We are looking at a nightmare scenario for leading stocks in the sense that even after the 1.5% base rate cut earlier this month, which as the Bank of England minutes revealed yesterday could have been 2%, the FTSE 100 is well below 4,000. The trigger yesterday apart from the record fall in US consumer prices was the revelation from the Federal Reserve minutes that it expects the recession there to last well into the summer of next year. The effect of this has been for bulls of stocks to readjust their expectations to the downside, something which they were doing anyway given that earlier in the week the US Treasury hinted that the $700 billion bailout may not be all that it was promised to be.
As far as stock highlights were concerned it was the usual suspects on the downside, with miners especially hard hit as an economic proxy. The losses for leading protagonists such as Rio Tinto (RIO) and Billiton (BLT) were of the order of 5% and more. With no end in sight to the falling price of crude oil the FTSE 100 was also hurt by shares of oil majors.
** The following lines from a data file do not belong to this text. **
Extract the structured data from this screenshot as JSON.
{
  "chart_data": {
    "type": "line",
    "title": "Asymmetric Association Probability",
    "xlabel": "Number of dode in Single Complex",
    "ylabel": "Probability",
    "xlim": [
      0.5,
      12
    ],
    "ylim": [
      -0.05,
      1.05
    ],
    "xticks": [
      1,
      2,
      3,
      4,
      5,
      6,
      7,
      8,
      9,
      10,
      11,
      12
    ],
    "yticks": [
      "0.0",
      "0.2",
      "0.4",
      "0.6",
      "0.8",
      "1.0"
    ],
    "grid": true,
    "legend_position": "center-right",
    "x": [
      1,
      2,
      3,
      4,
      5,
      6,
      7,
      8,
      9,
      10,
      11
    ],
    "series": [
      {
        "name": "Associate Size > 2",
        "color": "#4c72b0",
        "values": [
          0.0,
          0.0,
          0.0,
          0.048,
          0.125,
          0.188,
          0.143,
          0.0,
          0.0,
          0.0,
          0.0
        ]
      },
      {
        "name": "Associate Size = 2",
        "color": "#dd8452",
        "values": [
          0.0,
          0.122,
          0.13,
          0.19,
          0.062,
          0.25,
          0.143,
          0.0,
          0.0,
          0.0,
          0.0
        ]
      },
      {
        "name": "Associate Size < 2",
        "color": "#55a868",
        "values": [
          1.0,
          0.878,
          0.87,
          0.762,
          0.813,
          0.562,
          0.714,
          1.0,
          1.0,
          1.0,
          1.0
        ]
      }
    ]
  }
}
This took the form of 1% - 2% losses for the likes of BG Group (BG.), BP (BP.) and Royal Dutch Shell (RDSB), but nothing like the hammering that some financials were taking.
A notable loser was spreadbetter IG Group (IGG) which delivered the first truly bad news of the down cycle in admitting that there has been a rise in bad debts from last month. What can be said in relation to the price action of last month is that it was so volatile it would have been miraculous if this had not been the case. Still the shares were down over 15%.
Another chunky loser in the financial area was insurer Aviva (AV.) also down nearly 15% as fears once again resurfaced regarding the effect of a falling stock market on its balance sheet. Fellow insurer Prudential (PRU) was also down 10% in sympathy.
To add to the gloom in the “real world” the unemployment figures will be added to in the UK by another 2,000 in the wake of engineer Rolls Royce’s (RR.) job cuts today. 4% of its workforce is to go, with the shares dipping and then bouncing off year lows under 250p.